Na rotina habitual, intrínseca ao movimento citadino alimentado por um ritmo tão alucinante como injustificável e delicioso, e por razões que nos deviam ser mais claras do que realmente são, o começar de dia tornou-se diferente. No caos tranquilo e acolhedor de uma cidade cosmopolita, pequenos segundos congelaram, um tempo e um momento que se queria simplista mas intenso. O carro parado em segunda fila e o ar atarefado e desnorteado de um pai em plena segunda de manhã estavam tão dentro do cenário esperado que não trouxeram um traço de imprevisto, isso ficou reservado para o Francisco, um protagonista sem o saber. Lançou-se nos braços fortes do pai, como quem se desprende às cegas de um baloiço, e no seu colo agarrou entre as suas mãos o rosto do pai gritando: “Vião!” De olhos estrelares e num gesto simples e comovente rasgou o céu com o seu dedo indicador minúsculo com a mesma vivacidade com que se rasgou o sorriso no seu rosto. Fixou-se por um segundos em êxtase até ter entrado na escolinha levando consigo algo de fantástico para dizer. Retive-me naquele cenário com eles naquilo que pareceram horas, deliciei-me a olhar aquele pai a deixar-se surpreender como outrora na sua infância o terá feito.
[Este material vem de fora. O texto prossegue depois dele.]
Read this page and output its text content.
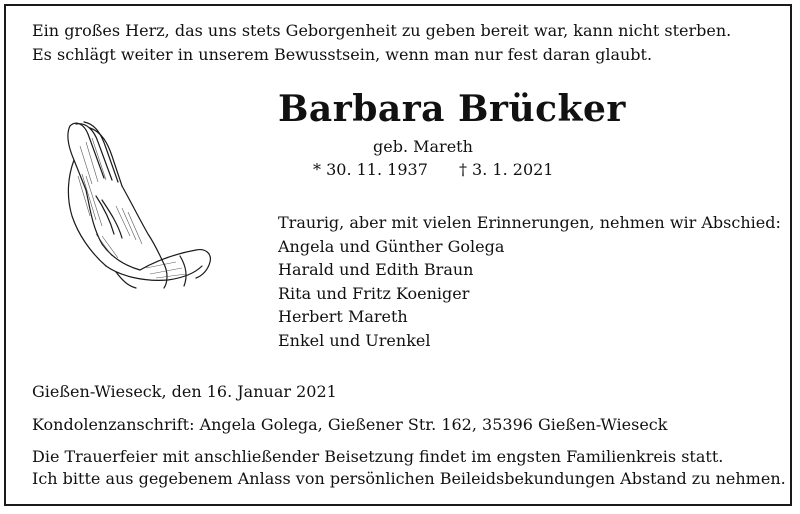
Ein großes Herz, das uns stets Geborgenheit zu geben bereit war, kann nicht sterben.
Es schlägt weiter in unserem Bewusstsein, wenn man nur fest daran glaubt.
Barbara Brücker
geb. Mareth
* 30. 11. 1937 † 3. 1. 2021
Traurig, aber mit vielen Erinnerungen, nehmen wir Abschied:
Angela und Günther Golega
Harald und Edith Braun
Rita und Fritz Koeniger
Herbert Mareth
Enkel und Urenkel
Gießen-Wieseck, den 16. Januar 2021
Kondolenzanschrift: Angela Golega, Gießener Str. 162, 35396 Gießen-Wieseck
Die Trauerfeier mit anschließender Beisetzung findet im engsten Familienkreis statt.
Ich bitte aus gegebenem Anlass von persönlichen Beileidsbekundungen Abstand zu nehmen.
Quantas vezes não terá ele visto um avião sem sequer se aperceber da magnitude que ele ganhara hoje?
Quantas vezes terá ouvido o seu som estrondoso rasgar e impor-se a todos os outros, sem parar e confirmar o seu sentido com o olhar?
Mas esta coisa de ser pai parece trazer consigo um bilhete de ida-volta constantes à própria infância e, de certa forma, faz renascer algo tão belo e esmagador como a vontade de se deixar surpreender pelas pequenas coisas que damos como garantidas. O gostinho especial e naif de quando se vislumbra uma mota, o sol, uma nuvem...passa de filho para pai numa troca generosa quase tão compensadora como os genes. O Francisco não sabe porque voam os aviões ou até para que servem, mas este sábio de palmo e meio, fez o seu pai sentir-se criança de novo e apreciar as coisas mais simples da vida, mais ainda, deu-me boleia nessa pequena viagem também.